Заметим, что Ронге изящно умолчал о том, что же конкретное Перазич раскрыл австрийцам в 1907 году в отношении итальянцев и французов. Заметим и то, что в 1909 году Перазич был осужден по существу при отсутствии состава преступления – лишь в результате подозрительных перемещений и обладания странными документами – не известно притом, какой степени секретности.
Особенно несолидно выглядит упоминание словарей – с кое-чем подобным мы уже сталкивались, обозревая деятельность Манасевича-Мануйлова в 1905 году...
Среди агентов, завербованных Марченко, попадались вроде бы и достаточно солидные лица, поставлявшие какие-то полезные сведения.
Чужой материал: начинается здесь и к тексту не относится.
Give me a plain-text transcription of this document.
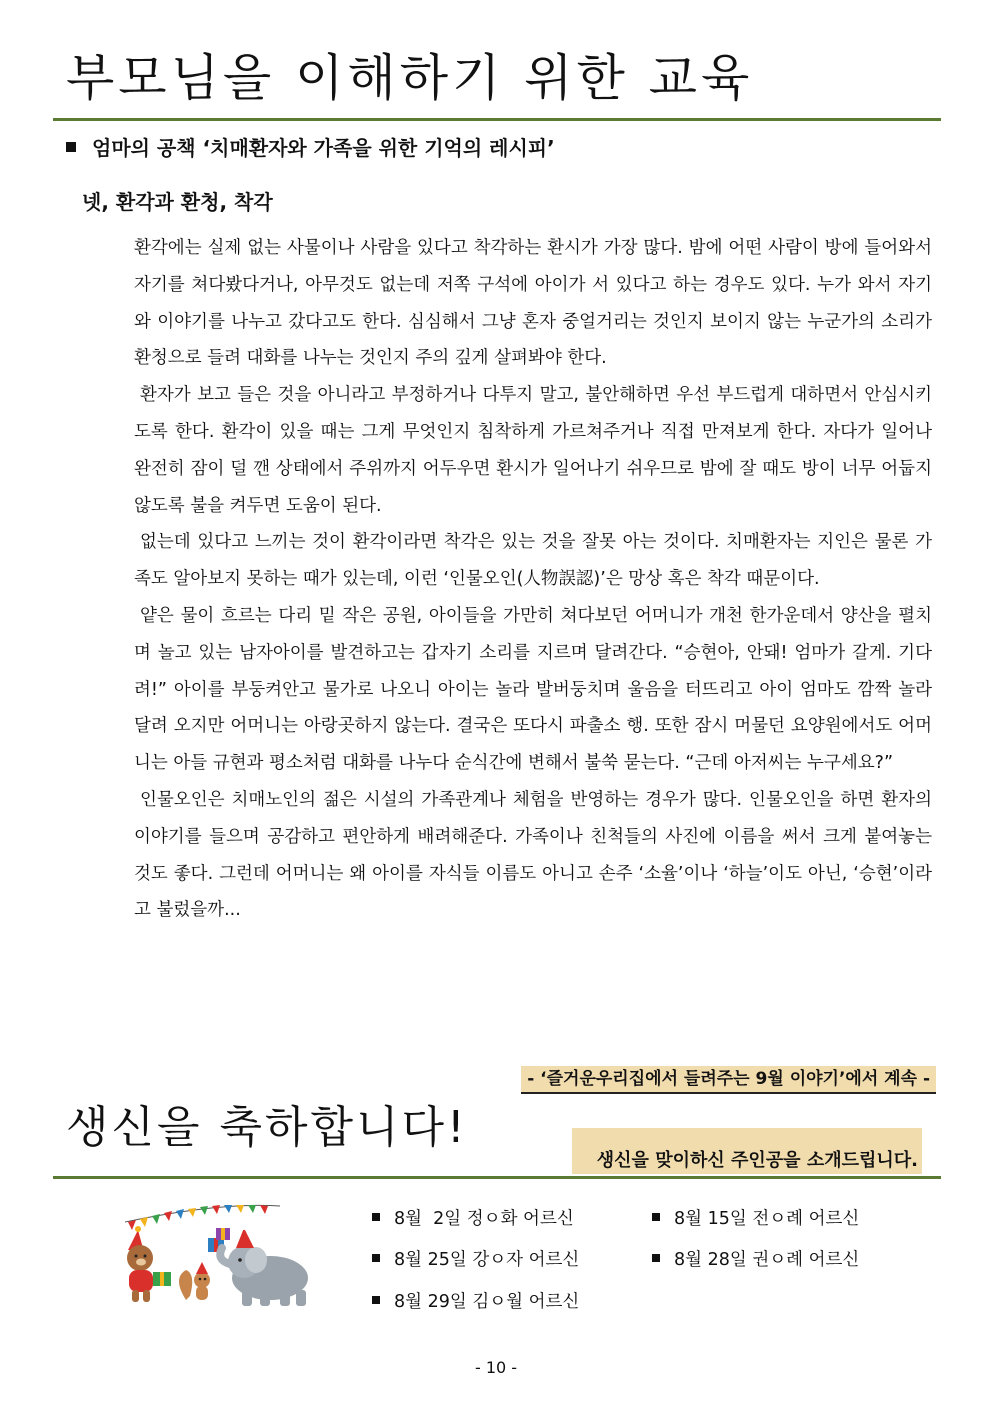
부모님을 이해하기 위한 교육
엄마의 공책 ‘치매환자와 가족을 위한 기억의 레시피’
넷, 환각과 환청, 착각

환각에는 실제 없는 사물이나 사람을 있다고 착각하는 환시가 가장 많다. 밤에 어떤 사람이 방에 들어와서 자기를 쳐다봤다거나, 아무것도 없는데 저쪽 구석에 아이가 서 있다고 하는 경우도 있다. 누가 와서 자기와 이야기를 나누고 갔다고도 한다. 심심해서 그냥 혼자 중얼거리는 것인지 보이지 않는 누군가의 소리가 환청으로 들려 대화를 나누는 것인지 주의 깊게 살펴봐야 한다.

환자가 보고 들은 것을 아니라고 부정하거나 다투지 말고, 불안해하면 우선 부드럽게 대하면서 안심시키도록 한다. 환각이 있을 때는 그게 무엇인지 침착하게 가르쳐주거나 직접 만져보게 한다. 자다가 일어나 완전히 잠이 덜 깬 상태에서 주위까지 어두우면 환시가 일어나기 쉬우므로 밤에 잘 때도 방이 너무 어둡지 않도록 불을 켜두면 도움이 된다.

없는데 있다고 느끼는 것이 환각이라면 착각은 있는 것을 잘못 아는 것이다. 치매환자는 지인은 물론 가족도 알아보지 못하는 때가 있는데, 이런 ‘인물오인(人物誤認)’은 망상 혹은 착각 때문이다.

얕은 물이 흐르는 다리 밑 작은 공원, 아이들을 가만히 쳐다보던 어머니가 개천 한가운데서 양산을 펼치며 놀고 있는 남자아이를 발견하고는 갑자기 소리를 지르며 달려간다. “승현아, 안돼! 엄마가 갈게. 기다려!” 아이를 부둥켜안고 물가로 나오니 아이는 놀라 발버둥치며 울음을 터뜨리고 아이 엄마도 깜짝 놀라 달려 오지만 어머니는 아랑곳하지 않는다. 결국은 또다시 파출소 행. 또한 잠시 머물던 요양원에서도 어머니는 아들 규현과 평소처럼 대화를 나누다 순식간에 변해서 불쑥 묻는다. “근데 아저씨는 누구세요?”

인물오인은 치매노인의 젊은 시설의 가족관계나 체험을 반영하는 경우가 많다. 인물오인을 하면 환자의 이야기를 들으며 공감하고 편안하게 배려해준다. 가족이나 친척들의 사진에 이름을 써서 크게 붙여놓는 것도 좋다. 그런데 어머니는 왜 아이를 자식들 이름도 아니고 손주 ‘소율’이나 ‘하늘’이도 아닌, ‘승현’이라고 불렀을까...

- ‘즐거운우리집에서 들려주는 9월 이야기’에서 계속 -
생신을 축하합니다!
생신을 맞이하신 주인공을 소개드립니다.
8월  2일 정ㅇ화 어르신	8월 15일 전ㅇ례 어르신
8월 25일 강ㅇ자 어르신	8월 28일 권ㅇ례 어르신
8월 29일 김ㅇ월 어르신
- 10 -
Марченко ходатайствовал даже о награждении двоих таковых российскими военными орденами. Ими были адъютант военного министра Австро-Венгрии майор Клингспорт и поручик артиллерийского полка 27-й дивизии Квойко.
Но начальство в Петербурге не поддержало такого ходатайства[jjjjjjjjjjjjjjjjj].
Странноватая, заметим, история. С одной стороны, оба агента, вроде бы, прекратили свою дальнейшую работу на русских. Но как с этим могло без ропота смириться руководство российской разведки, отказавшись даже от попыток дальнейшего использования адъютанта военного министра? С другой стороны, обе эти истории не завершились и разоблачительными скандалами.
У нас, однако, слишком мало данных, чтобы исчерпывающим образом в этом разобраться.
Повадился кувшин по воду ходить – там ему и голову сложить: пребывание полковника Марченко в Вене скандально завершилось в 1910 году.
Снова слово Ронге: «В ноябре 1909 г. контрразведывательная группа узнала, что один австриец продал военные документы итальянскому генштабу за 2 000 лир. Его фотография, на фоне памятника Гете в Риме, попала на мой письменный стол. Он был опознан как служащий артиллерийского депо Кречмар и вместе со своей любовницей был поставлен под надзор полиции, чтобы в надлежащий момент уличить его и его сообщников. Однажды он вместе с русским военным атташе полковником Марченко появился на неосвещенной аллее в саду позади венского большого рынка. Очень скоро выяснилось, что Кречмар состоял на службе не только у итальянцев и русских, но также и у французов.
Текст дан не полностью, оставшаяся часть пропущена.